Isso está sendo analisado. Estamos fazendo estudos jurídicos. Temos contado com a parceria dos órgãos de controle, como o Tribunal de Contas, porque a questão da regra de ouro, em especial, é uma restrição bem recente. É algo com que estamos deparando pela primeira vez. Temos o compromisso de fazer isso de forma transparente, com medidas que sejam adequadas ao ordenamento jurídico, mas isso depende de estudos, para que possamos discutir com o Congresso. A regra do teto assegura um ajuste gradual pelo menos ao longo dos próximos dez anos. A regra de ouro não prevê essa convergência. O grande debate que se coloca para os próximos anos é permitir que a regra de ouro e a regra do teto possam convergir, favorecendo um ajuste gradual. A regra do teto tem mecanismos que não penalizam o gestor. Há o acionamento de normas automáticas que ajudam no ajuste fiscal: não é possível mais conceder programas com subsídios, aumentos para servidores públicos, fazer novos concursos e ter aumento real em despesas obrigatórias. A regra de ouro não tem essa mesma característica. Essa é uma discussão importante. Pelo tamanho do ajuste que precisamos empreender para reequilibrar as contas públicas, e dada a excessiva rigidez orçamentária, precisaremos gradualmente fazer esse ajuste em certo período de tempo, para que isso não traga impactos muito deletérios para a sociedade.

A sra. assumiu o Tesouro em 2017, depois de um período bem-sucedido de ajuste das contas públicas no Espírito Santo. Como foi o processo naquele estado?
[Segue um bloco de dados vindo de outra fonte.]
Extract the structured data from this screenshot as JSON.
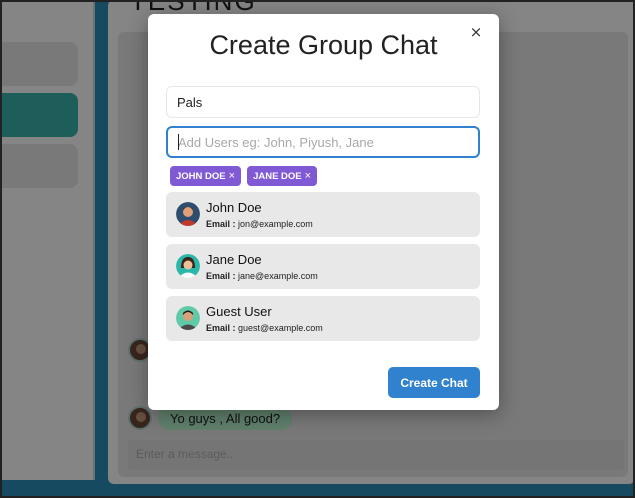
{
  "modal": {
    "title": "Create Group Chat",
    "close_symbol": "×",
    "chat_name_value": "Pals",
    "users_placeholder": "Add Users eg: John, Piyush, Jane",
    "selected_users": [
      {
        "label": "JOHN DOE",
        "remove_symbol": "×"
      },
      {
        "label": "JANE DOE",
        "remove_symbol": "×"
      }
    ],
    "search_results": [
      {
        "name": "John Doe",
        "email_label": "Email :",
        "email": "jon@example.com",
        "avatar_icon": "man-avatar-icon"
      },
      {
        "name": "Jane Doe",
        "email_label": "Email :",
        "email": "jane@example.com",
        "avatar_icon": "woman-avatar-icon"
      },
      {
        "name": "Guest User",
        "email_label": "Email :",
        "email": "guest@example.com",
        "avatar_icon": "guest-avatar-icon"
      }
    ],
    "create_button_label": "Create Chat"
  },
  "background": {
    "chat_title": "TESTING",
    "message": "Yo guys , All good?",
    "message_input_placeholder": "Enter a message.."
  },
  "colors": {
    "tag": "#805ad5",
    "primary_button": "#3182ce",
    "bubble": "#b9f5d0",
    "active_item": "#38b2ac"
  }
}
O primeiro elemento do sucesso do ajuste fiscal no Espírito Santo – que inclusive persiste depois da minha saída – foi uma discussão ainda no processo eleitoral. Isso foi bastante debatido, descortinado, e a população escolheu pelo voto quem tivesse uma proposta de fazer o reequilíbrio das contas públicas. O fato de a sociedade conhecer o problema e dar valor a esse equilíbrio das contas públicas foi fundamental. A partir daí a coerência e a narrativa foram também elementos muito importantes. Foi feita uma conversação ampla com todos os poderes. Abrimos todos os números com muita transparência. Essa discussão foi feita com o Tribunal de Contas e todos os outros poderes. Cumprimos uma agenda previamente conhecida. Tínhamos sempre a preocupação de mostrar para a sociedade que o ajuste fiscal veio para permitir que o Estado pudesse entregar o que a sociedade precisa: saúde, educação, segurança, assistência social etc. Porque o Estado desorganizado não tem capacidade de fazer essas entregas. Para a sociedade sempre houve muita ênfase nessa narrativa. O ajuste das contas públicas não é um fim em si mesmo. Ele visa atender melhor dentro das restrições fortes que o Estado tem e do que a sociedade precisa. E nós conseguimos manter estável a carga tributária.

A senhora coloca muita ênfase no controle das contas públicas. Ela é entendida como uma agenda prioritária para o país?

A grande mensagem é essa. [O controle das contas] tem acontecido nos últimos 18 meses de governo, mas precisamos voltar a promover um Brasil reformista. É necessário fazer com que o Estado caiba dentro do montante dos tributos que a sociedade está disposta a pagar, e seja mais justo e efetivo com seus cidadãos. Deve ter legitimidade por causa dos serviços que presta, das atividades que desempenha, e ter condição de construir instituições inclusivas, dando uma sinalização correta aos jovens principalmente ao empreendedorismo, à educação, à meritocracia e à inovação. Acho que essa mudança é muito ampla, de continuar as reformas estruturais nos próximos anos. Temos de trabalhar para demonstrar os benefícios disso à sociedade.

*Esta reportagem foi originalmente publicada na edição de 2018 da revista Fórum & Negócios.